As the tentacles of the Internet continue to stretch into everyday life, the rough-and-tumble world of political debate has flooded online, which boasts the space to host public-policy discussions 24 hours a day. The loose rules of the Internet also allow sites to delve deeply into speculation, innuendo and rumor.
Collaborators on Raising Kaine discuss a wide range of topics, from regional issues to national problems, using a smorgasbord of partisan videos, pictures and diatribes to flavor the back-and-forth. The blend is clearly a draw: At the end of November, the site reached two big milestones — racking up a running total of 3 million visits and 7.5 million page views.
The organic nature of Internet politics allowed the realm to grow exponentially during the presidential campaign, with President-elect Barack Obama, a Democrat, leveraging his popularity into record fundraising from the Web.
Bloggers were credentialed members of the media at the party conventions and ever present on the campaign trail, tracking the hourly twists and turns of the race between Obama and Republican John McCain.
Candidates routinely used blogs to amplify their messages to voters, and lawmakers have also become more engaged, either showing up for political chats or even starting their own sites.
But rising stature hasn't made blogging lucrative.
"You can't make a living doing this unless you sell your soul," said Norfolk Democrat Vivian Paige, who runs her own blog on state and regional issues.
Still, the expansion of politics on the Internet found fertile ground in Virginia, where sites speak with voices from all parts of the political spectrum. Virginia bloggers have altered political debates and triggered grass-roots campaigns, clearly displaying that the Internet isn't simply a place for idle chatter.
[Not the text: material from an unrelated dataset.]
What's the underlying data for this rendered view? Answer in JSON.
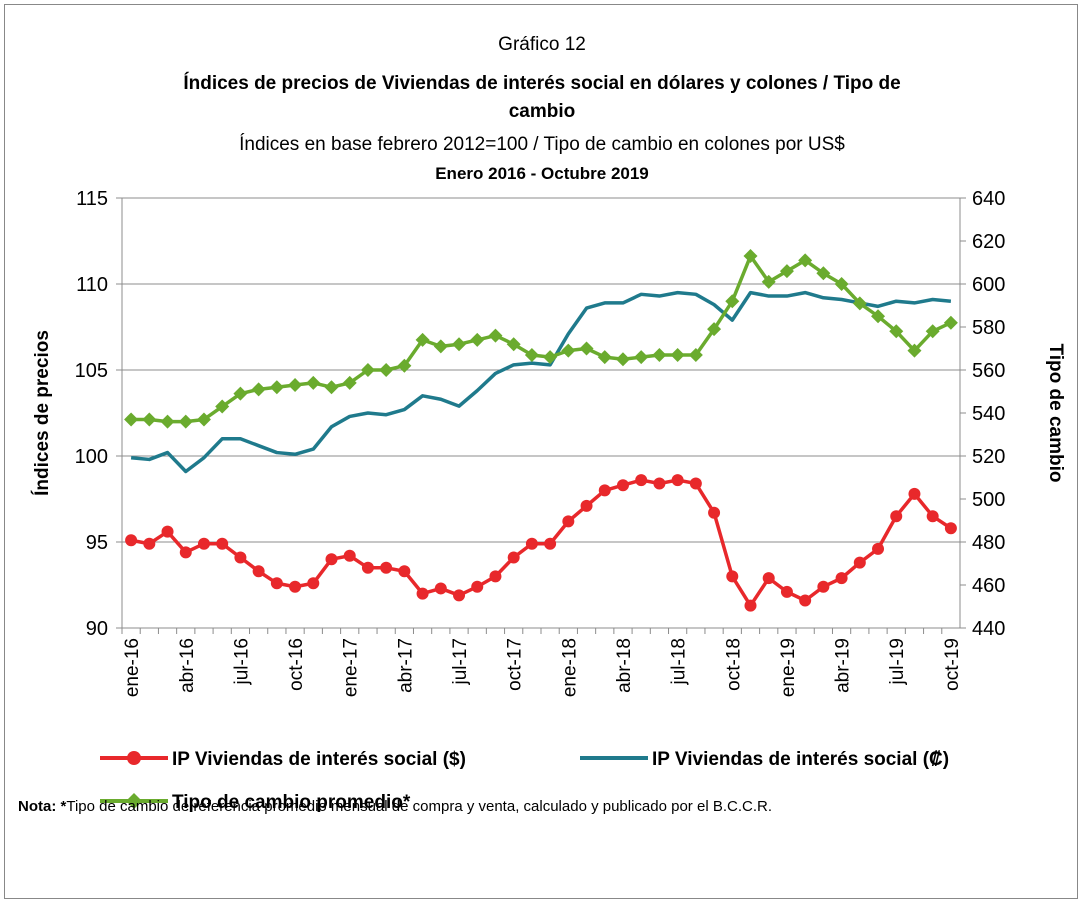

In 2006, bloggers worked to draft Jim Webb to run for U.S. Senate, and bloggers seized on video of then-Sen. George Allen calling a man of Indian descent "macaca" — a little-known racial epithet that helped sink the former governor's re-election bid. A year later, bloggers and an Internet petition with more than 175,000 signatures spurred Republican lawmakers and Democratic Gov. Timothy M. Kaine to abandon plans to charge bad Virginia drivers thousands of dollars in fees to raise money for roads.
The shuttering of Raising Kaine could have something to do with the shifting political landscape in Virginia, Kirwin said. He notes that blogs tend to have an outsider mentality, grounded in the feeling that sites offer ordinary citizens a window to speak truth to power.
When Raising Kaine entered the state's political tussling, Republicans had just won Virginia in the presidential race by a comfortable 8 percentage points, they controlled both of the state's U.S. Senate seats and had safe majorities in both houses of the General Assembly.
Democrats now control the state Senate and have cut deeply into the GOP majority in the House of Delegates. In November, Democrats capped a string of statewide victories by capturing control of a second U.S. Senate seat as Virginia voters backed a Democrat for the White House for the first time in 44 years.
"There's an anti-establishment quality to blogs, sort of akin to independent music," Kirwin said. "As the left becomes the majority, being anti-establishment loses a lot of its luster."
Paige is a bit more pessimistic about the role of bloggers and the future of democracy.
"The blogosphere is not real life," Paige said. "It's a small group of people — but a small, well-informed group."
Paige said she tried to use her site to push more traditional media outlets to pursue stories that were being largely ignored. But she's concerned that partisan rifts could hamstring future growth.
"Are the Democrats really going to hold (Barack Obama's) feet to the fire?" Paige asked.
Meanwhile, Kirwin is looking forward to watching a Democrat deal with a vocal online community.
"It's been a tough eight years defending George W. Bush," Kirwin said. And "the blogosphere has never really had a Democratic president."